Wick came to the Roaring Fork Valley in 1963 as a student at Colorado Rocky Mountain School (CRMS). He came by train from Springfield, Massachusetts, with a head full of dreams, an electric guitar and amp and a Sony transistor AM radio. After graduating in 1966, Wick studied history at the University of Denver, got immersed in the hippie scene and discovered a love of FM radio and stereo sound systems.
“I am still wearing the CRMS school uniform — jeans, and a flannel shirt,” he joked during an interview with The Sopris Sun last year. “The summer of ‘67 was the last summer I spent back east and I never went back.”
He returned to CRMS to teach in 1970 and later opened a record store on Main Street which expanded to Aspen before closing in 1980. Wick and Pat Noel were the dual managers of KDNK when it first came on the air in April 1983. He later served on the station’s board of directors and was an avid supporter (leveling honest criticisms at times) for the past four decades.
Wick also performed at the very first Mountain Fair (Chautauqua) and was part of the fair’s early leadership and sound direction. “The thing about Mountain Fair was that it carried on that whole idea of a group of volunteers coming together to create something. That really was a big driving force in the town,” Moses told The Sopris Sun.

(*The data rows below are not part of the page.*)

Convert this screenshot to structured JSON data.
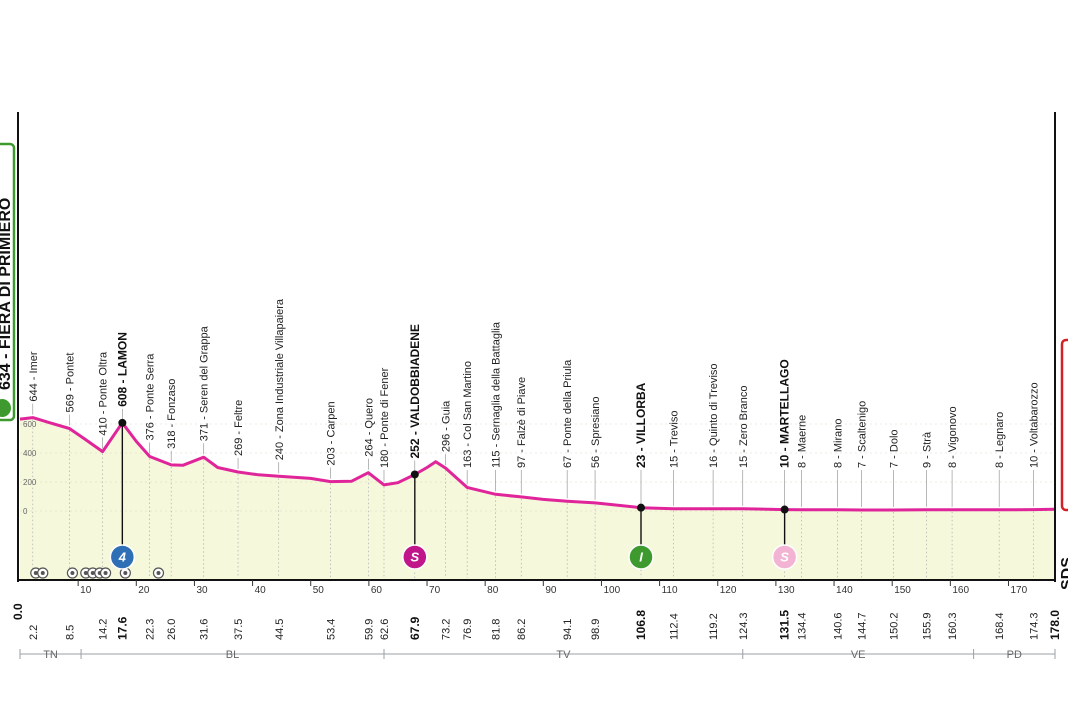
{
  "chart_data": {
    "type": "area",
    "x_unit": "km",
    "xlim": [
      0,
      178
    ],
    "ylim": [
      0,
      700
    ],
    "y_ticks": [
      "200",
      "400",
      "600",
      "0"
    ],
    "x_ticks": [
      "10",
      "20",
      "30",
      "40",
      "50",
      "60",
      "70",
      "80",
      "90",
      "100",
      "110",
      "120",
      "130",
      "140",
      "150",
      "160",
      "170"
    ],
    "profile": [
      [
        0,
        634
      ],
      [
        2.2,
        644
      ],
      [
        5,
        610
      ],
      [
        8.5,
        569
      ],
      [
        11,
        500
      ],
      [
        14.2,
        410
      ],
      [
        17.6,
        608
      ],
      [
        20,
        480
      ],
      [
        22.3,
        376
      ],
      [
        26,
        318
      ],
      [
        28,
        315
      ],
      [
        31.6,
        371
      ],
      [
        34,
        300
      ],
      [
        37.5,
        269
      ],
      [
        41,
        250
      ],
      [
        44.5,
        240
      ],
      [
        50,
        225
      ],
      [
        53.4,
        203
      ],
      [
        57,
        205
      ],
      [
        59.9,
        264
      ],
      [
        62.6,
        180
      ],
      [
        65,
        195
      ],
      [
        67.9,
        252
      ],
      [
        70,
        300
      ],
      [
        71.5,
        340
      ],
      [
        73.2,
        296
      ],
      [
        76.9,
        163
      ],
      [
        81.8,
        115
      ],
      [
        86.2,
        97
      ],
      [
        90,
        80
      ],
      [
        94.1,
        67
      ],
      [
        98.9,
        56
      ],
      [
        106.8,
        23
      ],
      [
        112.4,
        15
      ],
      [
        119.2,
        16
      ],
      [
        124.3,
        15
      ],
      [
        131.5,
        10
      ],
      [
        134.4,
        8
      ],
      [
        140.6,
        8
      ],
      [
        144.7,
        7
      ],
      [
        150.2,
        7
      ],
      [
        155.9,
        9
      ],
      [
        160.3,
        8
      ],
      [
        168.4,
        8
      ],
      [
        174.3,
        10
      ],
      [
        178,
        12
      ]
    ],
    "start": {
      "name": "FIERA DI PRIMIERO",
      "alt": "634",
      "km": "0.0"
    },
    "finish": {
      "name": "SDS"
    },
    "places": [
      {
        "km": 2.2,
        "km_label": "2.2",
        "label": "644 - Imer",
        "bold": false
      },
      {
        "km": 8.5,
        "km_label": "8.5",
        "label": "569 - Pontet",
        "bold": false
      },
      {
        "km": 14.2,
        "km_label": "14.2",
        "label": "410 - Ponte Oltra",
        "bold": false
      },
      {
        "km": 17.6,
        "km_label": "17.6",
        "label": "608 - LAMON",
        "bold": true
      },
      {
        "km": 22.3,
        "km_label": "22.3",
        "label": "376 - Ponte Serra",
        "bold": false
      },
      {
        "km": 26.0,
        "km_label": "26.0",
        "label": "318 - Fonzaso",
        "bold": false
      },
      {
        "km": 31.6,
        "km_label": "31.6",
        "label": "371 - Seren del Grappa",
        "bold": false
      },
      {
        "km": 37.5,
        "km_label": "37.5",
        "label": "269 - Feltre",
        "bold": false
      },
      {
        "km": 44.5,
        "km_label": "44.5",
        "label": "240 - Zona Industriale Villapaiera",
        "bold": false
      },
      {
        "km": 53.4,
        "km_label": "53.4",
        "label": "203 - Carpen",
        "bold": false
      },
      {
        "km": 59.9,
        "km_label": "59.9",
        "label": "264 - Quero",
        "bold": false
      },
      {
        "km": 62.6,
        "km_label": "62.6",
        "label": "180 - Ponte di Fener",
        "bold": false
      },
      {
        "km": 67.9,
        "km_label": "67.9",
        "label": "252 - VALDOBBIADENE",
        "bold": true
      },
      {
        "km": 73.2,
        "km_label": "73.2",
        "label": "296 - Guia",
        "bold": false
      },
      {
        "km": 76.9,
        "km_label": "76.9",
        "label": "163 - Col San Martino",
        "bold": false
      },
      {
        "km": 81.8,
        "km_label": "81.8",
        "label": "115 - Sernaglia della Battaglia",
        "bold": false
      },
      {
        "km": 86.2,
        "km_label": "86.2",
        "label": "97 - Falzè di Piave",
        "bold": false
      },
      {
        "km": 94.1,
        "km_label": "94.1",
        "label": "67 - Ponte della Priula",
        "bold": false
      },
      {
        "km": 98.9,
        "km_label": "98.9",
        "label": "56 - Spresiano",
        "bold": false
      },
      {
        "km": 106.8,
        "km_label": "106.8",
        "label": "23 - VILLORBA",
        "bold": true
      },
      {
        "km": 112.4,
        "km_label": "112.4",
        "label": "15 - Treviso",
        "bold": false
      },
      {
        "km": 119.2,
        "km_label": "119.2",
        "label": "16 - Quinto di Treviso",
        "bold": false
      },
      {
        "km": 124.3,
        "km_label": "124.3",
        "label": "15 - Zero Branco",
        "bold": false
      },
      {
        "km": 131.5,
        "km_label": "131.5",
        "label": "10 - MARTELLAGO",
        "bold": true
      },
      {
        "km": 134.4,
        "km_label": "134.4",
        "label": "8 - Maerne",
        "bold": false
      },
      {
        "km": 140.6,
        "km_label": "140.6",
        "label": "8 - Mirano",
        "bold": false
      },
      {
        "km": 144.7,
        "km_label": "144.7",
        "label": "7 - Scaltenigo",
        "bold": false
      },
      {
        "km": 150.2,
        "km_label": "150.2",
        "label": "7 - Dolo",
        "bold": false
      },
      {
        "km": 155.9,
        "km_label": "155.9",
        "label": "9 - Strà",
        "bold": false
      },
      {
        "km": 160.3,
        "km_label": "160.3",
        "label": "8 - Vigonovo",
        "bold": false
      },
      {
        "km": 168.4,
        "km_label": "168.4",
        "label": "8 - Legnaro",
        "bold": false
      },
      {
        "km": 174.3,
        "km_label": "174.3",
        "label": "10 - Voltabarozzo",
        "bold": false
      },
      {
        "km": 178.0,
        "km_label": "178.0",
        "label": "",
        "bold": true
      }
    ],
    "markers": [
      {
        "km": 17.6,
        "type": "climb",
        "text": "4",
        "color": "#2f6fb6"
      },
      {
        "km": 67.9,
        "type": "sprint",
        "text": "S",
        "color": "#c0168a"
      },
      {
        "km": 106.8,
        "type": "intermediate",
        "text": "I",
        "color": "#3e9a2e"
      },
      {
        "km": 131.5,
        "type": "sprint",
        "text": "S",
        "color": "#f3b3d2"
      }
    ],
    "small_markers_km": [
      2.2,
      3.4,
      8.5,
      10.8,
      12.0,
      13.2,
      14.2,
      17.6,
      23.3
    ],
    "regions": [
      {
        "label": "TN",
        "from": 0,
        "to": 10.5
      },
      {
        "label": "BL",
        "from": 10.5,
        "to": 62.6
      },
      {
        "label": "TV",
        "from": 62.6,
        "to": 124.3
      },
      {
        "label": "VE",
        "from": 124.3,
        "to": 164
      },
      {
        "label": "PD",
        "from": 164,
        "to": 178
      }
    ],
    "colors": {
      "profile_line": "#e0259a",
      "profile_fill": "#f6f8dc",
      "start_green": "#3e9a2e",
      "finish_red": "#d42027"
    }
  }
}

After Wick followed “love and money” back to Denver in 1988 and returned to the Valley in 1992, KDNK had moved its transmitter to Sunlight Peak and now had valley-wide coverage. In the ensuing years, he hosted a jazz show, sold underwriting and did production work and engineering for the station until his retirement in 2012.
As well as an audiophile, Wick was a motorcycle enthusiast and traveled the American West. He watched Carbondale grow and change along with new technologies and expressed gladness in 2022 at seeing young people continue to come to the area and be involved in creating community.
“One of the things I think about during the whole time I have been involved with Carbondale is that there was this incredibly fascinating cast of characters that came here. The place attracted some really unusual and unique people. For the most part, they were really good people.”
Editor’s note: Wick’s beloved cat, Jazzy, has been adopted into a new home.